Tag Archives: heston blumenthal

Review: Dinner by Heston Blumenthal

9 Aug

‘I want to sit in the lounge.’ This was the first requirement of one of my Dinner acquaintances and the reason for our group arriving, or at least planning to arrive, half an hour early. Unfortunately the Mandarin’s lounge is not all that, and drinks weren’t forthcoming, so having scored early minus points, we decided to draw a line under the pre-lunch experience and moved on (drink-free) to the object of our Knightsbridge trip. Namely, Dinner. Well, lunch anyway.
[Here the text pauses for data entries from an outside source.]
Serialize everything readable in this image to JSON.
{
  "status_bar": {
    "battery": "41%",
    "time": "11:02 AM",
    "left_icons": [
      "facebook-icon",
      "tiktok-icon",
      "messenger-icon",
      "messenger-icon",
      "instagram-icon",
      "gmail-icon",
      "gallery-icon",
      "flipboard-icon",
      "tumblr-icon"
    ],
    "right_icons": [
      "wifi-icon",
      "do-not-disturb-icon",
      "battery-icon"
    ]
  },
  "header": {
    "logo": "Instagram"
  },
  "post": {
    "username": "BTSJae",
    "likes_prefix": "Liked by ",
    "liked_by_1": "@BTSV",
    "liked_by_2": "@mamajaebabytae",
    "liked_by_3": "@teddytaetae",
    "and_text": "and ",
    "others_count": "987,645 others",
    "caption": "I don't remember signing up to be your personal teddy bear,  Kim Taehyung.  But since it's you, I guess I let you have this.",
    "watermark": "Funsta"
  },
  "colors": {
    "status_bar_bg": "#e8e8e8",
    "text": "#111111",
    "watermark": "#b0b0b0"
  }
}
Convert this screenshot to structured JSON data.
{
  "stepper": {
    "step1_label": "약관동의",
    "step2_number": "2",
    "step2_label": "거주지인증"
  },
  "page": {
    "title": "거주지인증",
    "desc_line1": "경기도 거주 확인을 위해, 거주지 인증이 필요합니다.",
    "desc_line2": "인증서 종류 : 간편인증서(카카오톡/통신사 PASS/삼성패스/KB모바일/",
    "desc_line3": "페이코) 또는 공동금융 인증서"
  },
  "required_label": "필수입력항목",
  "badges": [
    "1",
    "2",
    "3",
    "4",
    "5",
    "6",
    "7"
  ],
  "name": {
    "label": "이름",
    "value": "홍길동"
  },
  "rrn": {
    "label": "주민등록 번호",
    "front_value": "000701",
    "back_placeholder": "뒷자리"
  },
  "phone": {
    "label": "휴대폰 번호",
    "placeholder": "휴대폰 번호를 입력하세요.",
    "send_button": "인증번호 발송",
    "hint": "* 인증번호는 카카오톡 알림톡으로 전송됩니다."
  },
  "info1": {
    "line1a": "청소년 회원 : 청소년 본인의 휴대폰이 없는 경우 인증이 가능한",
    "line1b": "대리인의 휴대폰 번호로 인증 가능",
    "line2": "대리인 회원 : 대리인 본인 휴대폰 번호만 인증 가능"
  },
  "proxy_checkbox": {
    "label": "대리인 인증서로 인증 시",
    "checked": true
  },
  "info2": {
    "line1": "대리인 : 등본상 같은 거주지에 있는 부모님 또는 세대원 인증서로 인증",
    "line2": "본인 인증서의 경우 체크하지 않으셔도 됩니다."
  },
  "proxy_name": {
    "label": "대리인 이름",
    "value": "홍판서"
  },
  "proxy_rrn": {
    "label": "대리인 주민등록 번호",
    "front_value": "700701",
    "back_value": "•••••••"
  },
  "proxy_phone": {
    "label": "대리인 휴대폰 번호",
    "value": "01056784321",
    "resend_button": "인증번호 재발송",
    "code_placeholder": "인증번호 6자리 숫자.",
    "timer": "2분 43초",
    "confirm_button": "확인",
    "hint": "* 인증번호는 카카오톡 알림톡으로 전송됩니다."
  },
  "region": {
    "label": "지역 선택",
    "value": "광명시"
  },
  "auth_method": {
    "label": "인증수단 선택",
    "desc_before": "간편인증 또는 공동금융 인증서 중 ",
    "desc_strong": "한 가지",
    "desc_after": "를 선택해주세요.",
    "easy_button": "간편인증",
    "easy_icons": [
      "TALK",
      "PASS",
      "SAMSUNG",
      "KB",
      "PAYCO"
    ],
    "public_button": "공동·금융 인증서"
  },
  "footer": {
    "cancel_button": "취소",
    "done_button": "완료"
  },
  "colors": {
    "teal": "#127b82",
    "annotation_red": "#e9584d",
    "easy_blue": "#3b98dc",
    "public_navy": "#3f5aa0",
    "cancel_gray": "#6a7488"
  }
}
The restaurant is simple: dark brown and cream, with an impressive kitchen, fully visible and encased in glass through which you can see rows of pineapples being slowly roasted on the rotisserie and a surprisingly calm front line of chefs. The menu held no surprises, as we had all done our internet research, and of course at least two of us were bound to have the restaurant’s first signature dish, the meat fruit. As a signature dish, the meat fruit more than fulfilled its premise. The appearance of a tangerine, the taste of the smoothest parfait of chicken liver and foie gras that you could ever hope to come across and the skin of a mandarin, so fine that you almost couldn’t separate its texture in your mouth, but which added a minute and perfectly weighed fruity tang. I, with my roast marrowbone – which was incidentally, more than satisfactort, with well balanced flavours and just enough anchovy to give it a gentle kick – suffered severe food envy.

Meat fruit

 

Eating starters, and on our second bottle of wine, all five of us were more than content, but the service score was still suffering. We had been sat without a drinks list and not approached with one before asking. In a restaurant where the average spend per person is around £100, I don’t think it is too much to ask for the waiting staff to be diligent enough to think of drinks before we do.
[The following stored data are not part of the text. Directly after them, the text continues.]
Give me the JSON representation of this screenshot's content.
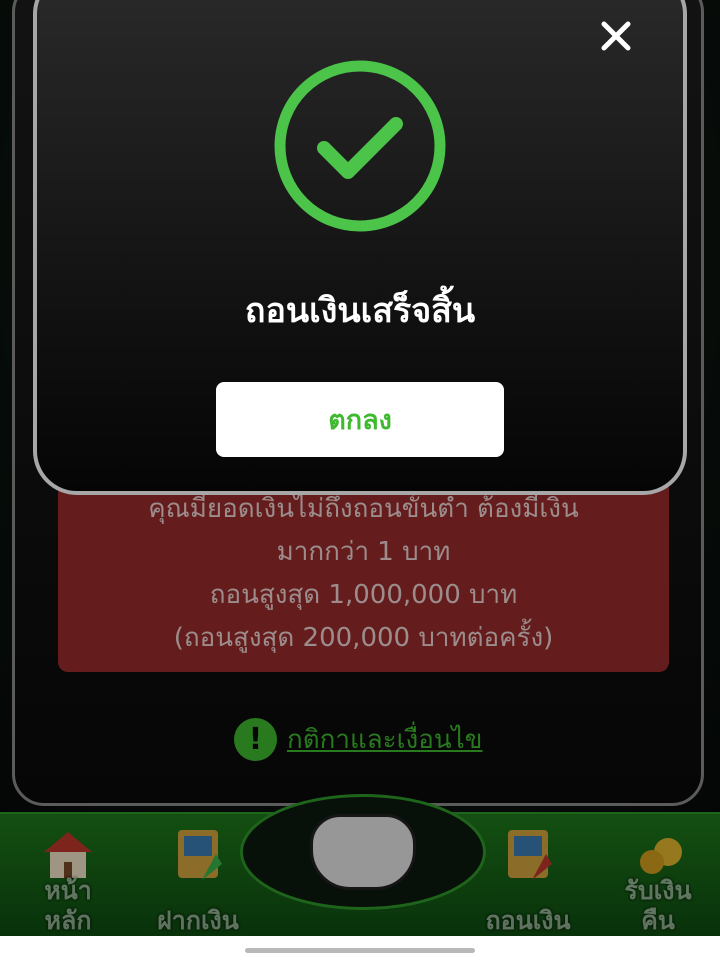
{
  "modal": {
    "title": "ถอนเงินเสร็จสิ้น",
    "ok_label": "ตกลง",
    "success_color": "#4cc44a"
  },
  "info": {
    "lines": [
      "คุณมียอดเงินไม่ถึงถอนขั้นต่ำ ต้องมีเงิน",
      "มากกว่า 1 บาท",
      "ถอนสูงสุด 1,000,000 บาท",
      "(ถอนสูงสุด 200,000 บาทต่อครั้ง)"
    ]
  },
  "terms": {
    "icon": "!",
    "link_label": "กติกาและเงื่อนไข"
  },
  "bottom_nav": {
    "items": [
      {
        "label_line1": "หน้า",
        "label_line2": "หลัก",
        "icon": "house-icon"
      },
      {
        "label_line1": "",
        "label_line2": "ฝากเงิน",
        "icon": "deposit-atm-icon"
      },
      {
        "label_line1": "",
        "label_line2": "ถอนเงิน",
        "icon": "withdraw-atm-icon"
      },
      {
        "label_line1": "รับเงิน",
        "label_line2": "คืน",
        "icon": "cashback-coins-icon"
      }
    ]
  }
}
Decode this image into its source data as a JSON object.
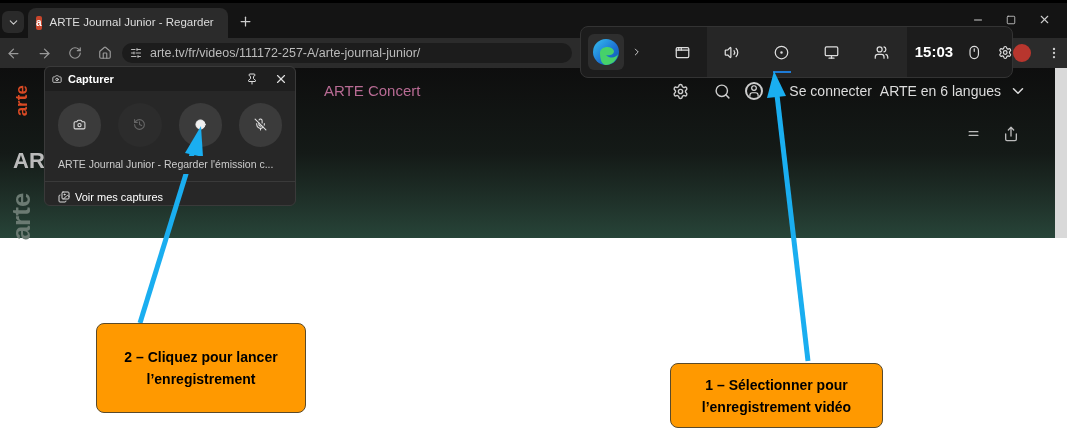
{
  "browser": {
    "tab": {
      "title": "ARTE Journal Junior - Regarder",
      "favicon": "a"
    },
    "address": "arte.tv/fr/videos/111172-257-A/arte-journal-junior/"
  },
  "page": {
    "logo": "arte",
    "nav_links": [
      {
        "label": "ARTE Concert"
      }
    ],
    "actions": [
      {
        "label": "Se connecter",
        "kind": "login"
      },
      {
        "label": "ARTE en 6 langues",
        "kind": "language"
      }
    ],
    "hero_title": "AR",
    "hero_watermark": "arte"
  },
  "game_bar": {
    "time": "15:03",
    "widgets": [
      {
        "kind": "windows",
        "selected": false
      },
      {
        "kind": "audio",
        "selected": false
      },
      {
        "kind": "capture",
        "selected": true
      },
      {
        "kind": "performance",
        "selected": false
      },
      {
        "kind": "social",
        "selected": false
      }
    ]
  },
  "capture_widget": {
    "title": "Capturer",
    "buttons": [
      {
        "kind": "screenshot",
        "disabled": false
      },
      {
        "kind": "record_last",
        "disabled": true
      },
      {
        "kind": "record",
        "disabled": false
      },
      {
        "kind": "mic",
        "disabled": false
      }
    ],
    "source": "ARTE Journal Junior - Regarder l'émission c...",
    "gallery_link": "Voir mes captures"
  },
  "callouts": [
    {
      "text": "2 – Cliquez pour lancer l’enregistrement"
    },
    {
      "text": "1 – Sélectionner pour l’enregistrement vidéo"
    }
  ]
}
We drank Billecart Salmon Brut (New Zealand), Albarino (Rias Baixas) and Sancerre first of all and were brought a Cape Mentelle Cabernet Sauvignon just in time for our red necessitating mains, which encompassed powdered duck, spiced pigeon, and two great hunks of meat – a rib-eye for one and a wing for two. The duck was probably the best of the dishes, ‘powdered’ meaning that the leg was a coated with spices including fennel and star anise, and providing a burst of pungency that begged for savouring. The pigeon was impossibly soft and smelt amazing in ale and spices, whilst the great quantities of steak with chips (not triple-cooked. The potatoes aren’t ready until September) were nicely fat-laden and rich in the taste of pure, bloody, carnivorous meat, although the rib-eye was slightly over-cooked. The sides deserve a mention, not least because the chef among us declared the pommes puree to be the best thing he’d eaten at the table. Exquisitely seasoned and emitting surprisingly strong flavours, the carrots were so good that you almost didn’t want to share them with the mainstays, instead enjoying the multiplicity of flavours within each meat-free mouthful.

Tipsy cake

 

Feeling spoilt for choice and sure that any preference would cause consequent regrets and inedible green-eyed monsters, we made the wise decision to get five desserts to share as pudding tapas. Feasting on chocolate bar, brown bread ice cream, tipsy cake, lemon suet pudding and taffety tart, the verdict was more or less unanimous that the ice cream and chocolate bar were the standouts in a competitive crowd. I couldn’t find the time or words to accurately and tangibly describe how truly great the brown bread ice cream was. Served atop crunchy salted butter caramel, it had savoury tinges of brown bread and salt that assimilated perfectly into the sweetness of the ice cream and the sugar, with a clashing and fusion that demonstrated complete understanding by one of the other.

Unfortunately, the same could certainly not be said of the £15 liqueur coffees that two of us ordered post-dessert. Triple layered in naff glasses, the booze stayed firmly at the bottom, the coffee somewhere in the middle and the cream managed to marble its way through the whole beverage infecting it with a tepid and lukewarm flavour.

Leaving suitably drunk and full of good food and wine, we argued over whether or not Dinner would or should be awarded a Michelin star. I would say not yet, but a cranking up of the service and a few serious floater coffee training sessions later, and it ought to be rearing to go.